Sunday, December 13, 2009

So all that not working has left me with the time to get projects done that I have been putting off. Specifically, I started to use my i pod shuffle that my mom gave me three years ago. When I got it AZ put some songs on it for me and listened to those for a little while. But for about two years, the i pod has gone unused. I tend to put off things that I cannot visualize how to do, so that's the main reason I never did anything with the i pod. I didn't want to spend forever trying to figure out how to put songs on it when I could just pop a cd into a walkman.

Unfortunately, Alan destroyed almost all of my cds when he put the open cd case into the trunk of the car which was filled with tools.

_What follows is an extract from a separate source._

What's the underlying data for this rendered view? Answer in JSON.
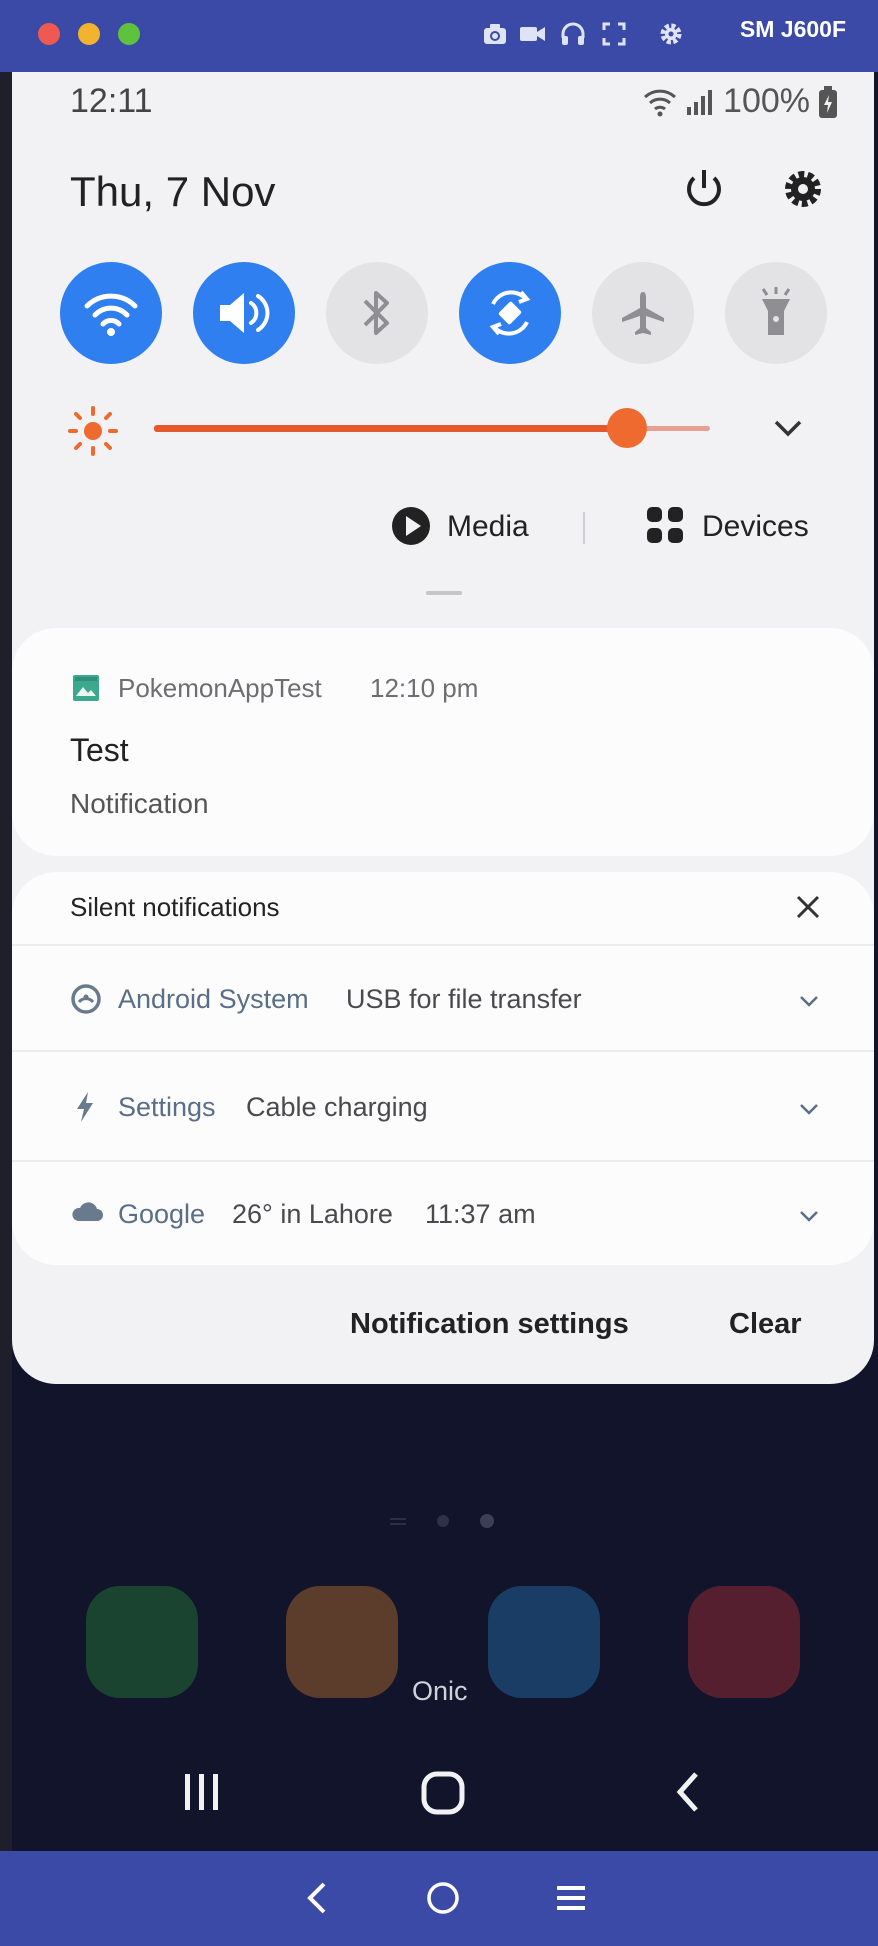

As he drove, the cds slid around and scratched. To replace them, he burned me a cd with all dave matthews damaged cds on it.--- A side note, he also lost several Chuck Palahniuk novels that I lent him (and he never read). It wasn't until I broke up with him last summer that he replaced all of this stuff. But that's how Alan is and why our relationship ended in divorce; he was only nice when I wanted to leave and he wanted me to come back. Had I not been so lame I would have realized the breaking and losing of stuff I valued (and I have so little of that) and his indifference was another reason to leave him.--- However, that cd won't play in vehicles, and i tunes won't let me transfer the songs from the cd into my library. So I am still working on that. I have recently discovered Lala so I may just buy mp3 albums from there.

And I was just thinking, that while I have been ready to be away from Alan for a long time, and as much as I have thought I am over everything. I am still angry. I hate when that happens. When I think I am ready to move forward and then I find out I am not. So frustrating, I'm supposed to be better than this right? LOL.

I am not angry at Alan. I am angry at myself. Even after I wrote that thing about the cds and the books, I thought, "does this even matter?" And it doesn't and I shouldn't even care. That's what made me realize I am still angry. I am angry that I had such low self esteem that I made someone a priority in my life who was so selfish and mean. No matter what he did, I put up with it and put myself second. I gave up a great job and trips, and saving for my future, for him. And he didn't deserve it at all. Luckily, I am leaving this debt free and with some savings so I can move on to the next thing. And I have learned A LOT over the past three years (that seems to always be the consolation for detours in life). Just writing about it makes me feel better and one step closer to really being over it. I just can't help but think it's so funny how I thought I could just get over things and move on right away, but like everyone else, time is the best remedy. I know once I am out of AK and on the road doing things the things I have wanted to since I was a kid, things will be okay.

Weds is the divorce hearing. And I am of course a little worried, thinking about everything that can go wrong so I can prepare. Why do I do this to myself? Especially since the paper's he filed with the courts had all kinds of BS, such as I was furloughed from my job as an FA and I was planning on leaving the state in the truck and all the contents of the house (not physically possible for so many reasons). I am just hoping to keep my bank account and my roth IRA, he can have all the rest. So "serenity now" and hoping all will be well.

So I am finally going for it and applying for americorps. It's been a long time now that I have been looking at the app for the state park program and I'm done with excuses. Carpe Diem. And carpe carp.